Friday, July 15, 2005

In Re Michael Lowe (Cal. Ct. App. - July 8, 2005)

Michael Lowe has been in prison for 20 years after pleading guilty to second degree murder for shooting his homosexual lover in his sleep. Lowe is now 55 years old. He has no prior criminal record, and at his parole hearing, the district attorney's office has no objecting to granting parole, and states that they do not believe that Lowe is a threat "to his country or the People of the State of California." The Board of Prisons grants Lowe parole. And Governor Davis -- and, I know, this will come as a total surprise -- reverses this decision. 'Cause God forbid anyone -- anyone -- ever convicted of murder should ever get parole. Right, Gray? Why take even the slightest risk of a political hit just because someone's rotting in prison and everyone concedes that he's already paid his debt to society. Nah. Let 'em rot some more.

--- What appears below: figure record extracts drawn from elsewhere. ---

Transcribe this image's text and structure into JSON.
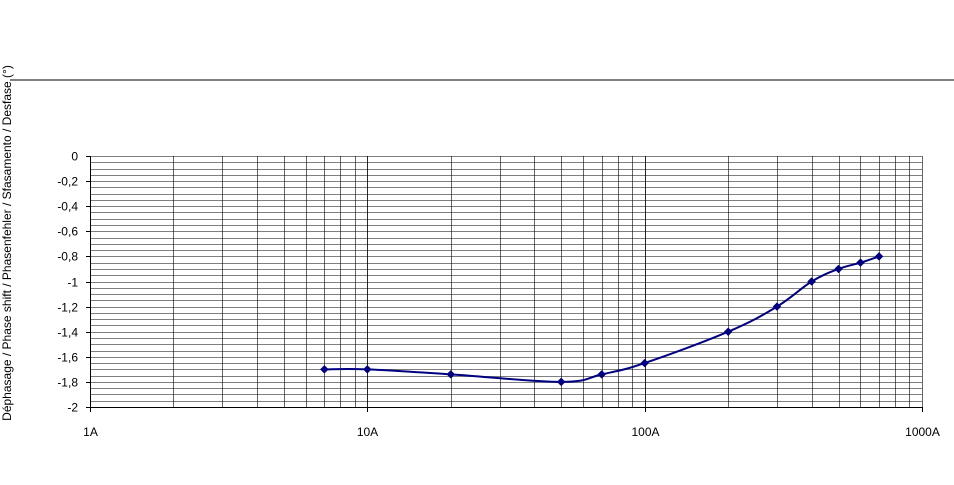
{
  "chart_data": {
    "type": "line",
    "title": "",
    "xlabel": "",
    "ylabel": "Déphasage / Phase shift / Phasenfehler / Sfasamento / Desfase (°)",
    "x_scale": "log",
    "xlim": [
      1,
      1000
    ],
    "ylim": [
      -2,
      0
    ],
    "grid": true,
    "legend": "none",
    "x_ticks": [
      {
        "value": 1,
        "label": "1A"
      },
      {
        "value": 10,
        "label": "10A"
      },
      {
        "value": 100,
        "label": "100A"
      },
      {
        "value": 1000,
        "label": "1000A"
      }
    ],
    "y_ticks": [
      {
        "value": 0,
        "label": "0"
      },
      {
        "value": -0.2,
        "label": "-0,2"
      },
      {
        "value": -0.4,
        "label": "-0,4"
      },
      {
        "value": -0.6,
        "label": "-0,6"
      },
      {
        "value": -0.8,
        "label": "-0,8"
      },
      {
        "value": -1.0,
        "label": "-1"
      },
      {
        "value": -1.2,
        "label": "-1,2"
      },
      {
        "value": -1.4,
        "label": "-1,4"
      },
      {
        "value": -1.6,
        "label": "-1,6"
      },
      {
        "value": -1.8,
        "label": "-1,8"
      },
      {
        "value": -2.0,
        "label": "-2"
      }
    ],
    "y_minor_step": 0.05,
    "series": [
      {
        "color": "#000080",
        "marker": "diamond",
        "x": [
          7,
          10,
          20,
          50,
          70,
          100,
          200,
          300,
          400,
          500,
          600,
          700
        ],
        "y": [
          -1.7,
          -1.7,
          -1.74,
          -1.8,
          -1.74,
          -1.65,
          -1.4,
          -1.2,
          -1.0,
          -0.9,
          -0.85,
          -0.8
        ]
      }
    ],
    "colors": {
      "grid": "#000000",
      "axis": "#000000",
      "background": "#ffffff",
      "series": "#000080"
    }
  }
}
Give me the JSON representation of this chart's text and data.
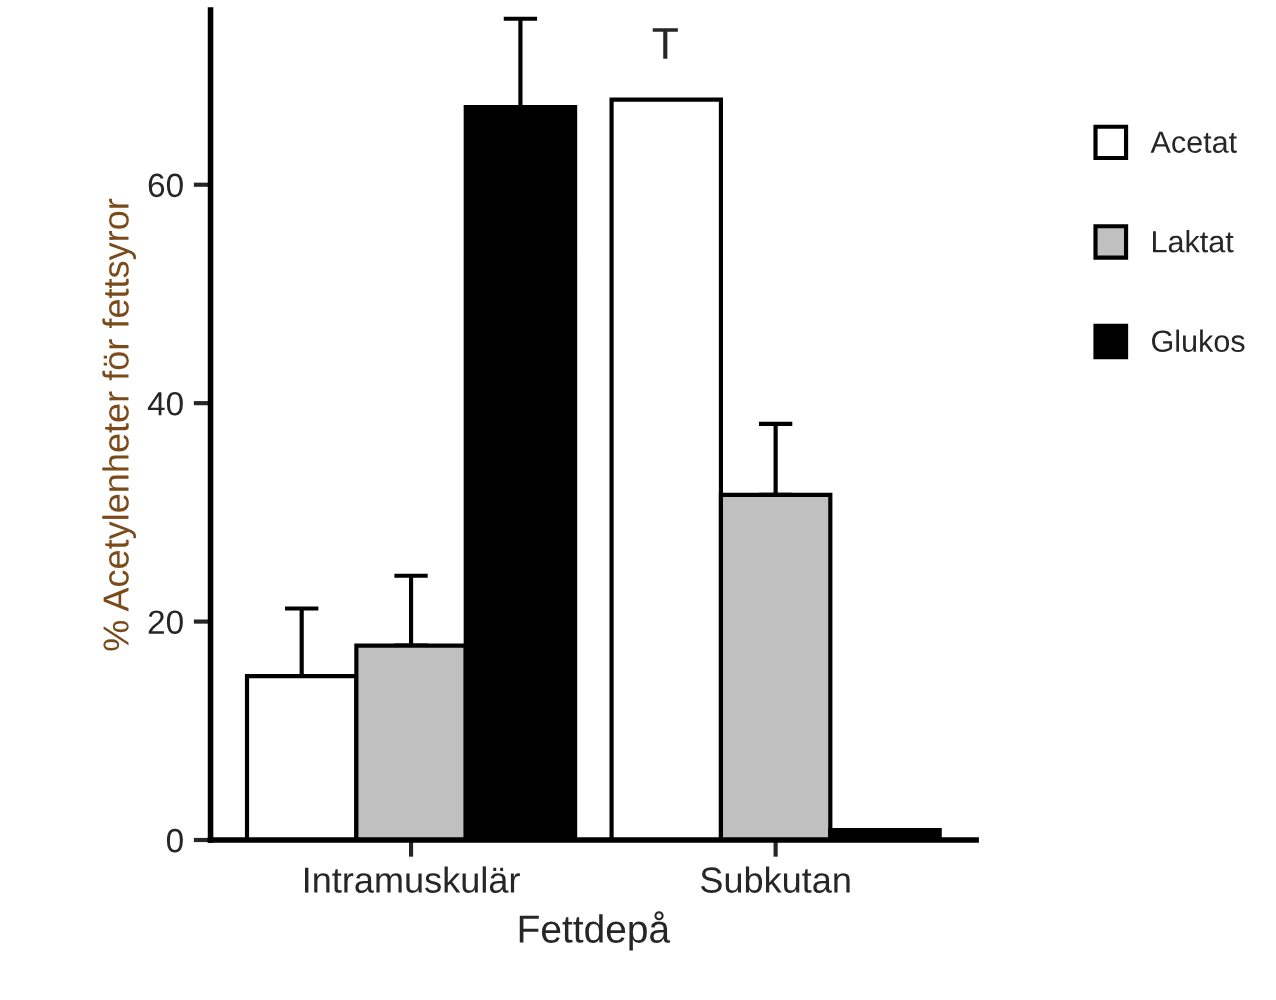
{
  "chart_data": {
    "type": "bar",
    "xlabel": "Fettdepå",
    "ylabel": "% Acetylenheter för fettsyror",
    "categories": [
      "Intramuskulär",
      "Subkutan"
    ],
    "series": [
      {
        "name": "Acetat",
        "color": "#ffffff",
        "values": [
          15,
          67.8
        ],
        "errors": [
          [
            15,
            21.2
          ],
          null
        ]
      },
      {
        "name": "Laktat",
        "color": "#c0c0c0",
        "values": [
          17.8,
          31.6
        ],
        "errors": [
          [
            17.8,
            24.2
          ],
          [
            31.6,
            38.1
          ]
        ]
      },
      {
        "name": "Glukos",
        "color": "#000000",
        "values": [
          67.1,
          0.9
        ],
        "errors": [
          [
            67.1,
            75.2
          ],
          null
        ]
      }
    ],
    "annotations": [
      "T"
    ],
    "ylim": [
      0,
      76
    ],
    "yticks": [
      0,
      20,
      40,
      60
    ],
    "grid": false,
    "legend": "right"
  }
}
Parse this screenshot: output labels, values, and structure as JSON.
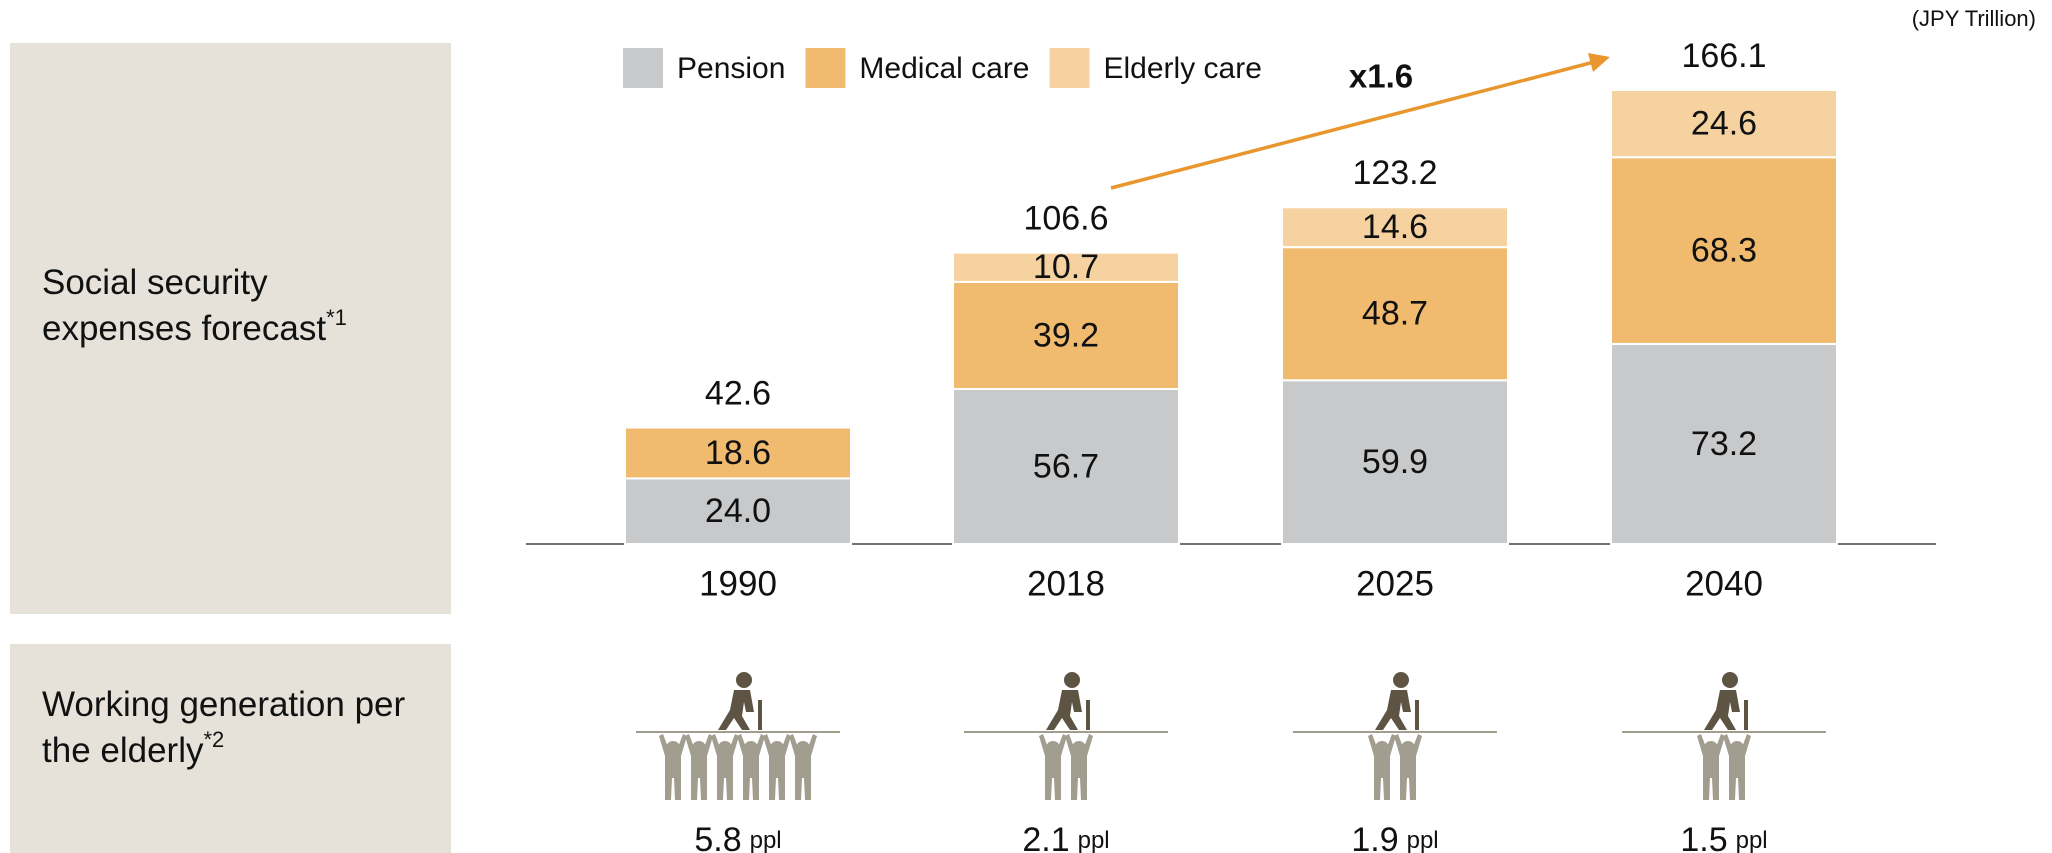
{
  "chart_data": {
    "type": "bar",
    "stacked": true,
    "unit_label": "(JPY Trillion)",
    "row_label": {
      "text": "Social security expenses forecast",
      "note": "*1"
    },
    "categories": [
      "1990",
      "2018",
      "2025",
      "2040"
    ],
    "series": [
      {
        "name": "Pension",
        "color": "#c8c9cb",
        "values": [
          24.0,
          56.7,
          59.9,
          73.2
        ],
        "value_labels": [
          "24.0",
          "56.7",
          "59.9",
          "73.2"
        ]
      },
      {
        "name": "Medical care",
        "color": "#f0bb6e",
        "values": [
          18.6,
          39.2,
          48.7,
          68.3
        ],
        "value_labels": [
          "18.6",
          "39.2",
          "48.7",
          "68.3"
        ]
      },
      {
        "name": "Elderly care",
        "color": "#f6d2a1",
        "values": [
          null,
          10.7,
          14.6,
          24.6
        ],
        "value_labels": [
          null,
          "10.7",
          "14.6",
          "24.6"
        ]
      }
    ],
    "totals": [
      42.6,
      106.6,
      123.2,
      166.1
    ],
    "annotation": {
      "text": "x1.6",
      "color": "#e8962e"
    },
    "legend": "top"
  },
  "working_generation": {
    "row_label": {
      "text": "Working generation per the elderly",
      "note": "*2"
    },
    "values": [
      5.8,
      2.1,
      1.9,
      1.5
    ],
    "unit": "ppl"
  }
}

Anyway, Lowe files a habeas petition, and it's granted by Judge Hastings in Santa Clara. But the appeal goes to the exact same panel (about which I've posted here) whose willingness to affirm parole denials is evident. And the panel doesn't disappoint: in this case, they indeed reverse the grant of parole. So Lowe gets to say in prison.

At least the panel's consistent. Whether it's a discovery order or on the merits, in a case from one judge or a different one, they're not going to let you out. But rest assured, it's not results-oriented. That's just the way the law reads. Consistently. Right?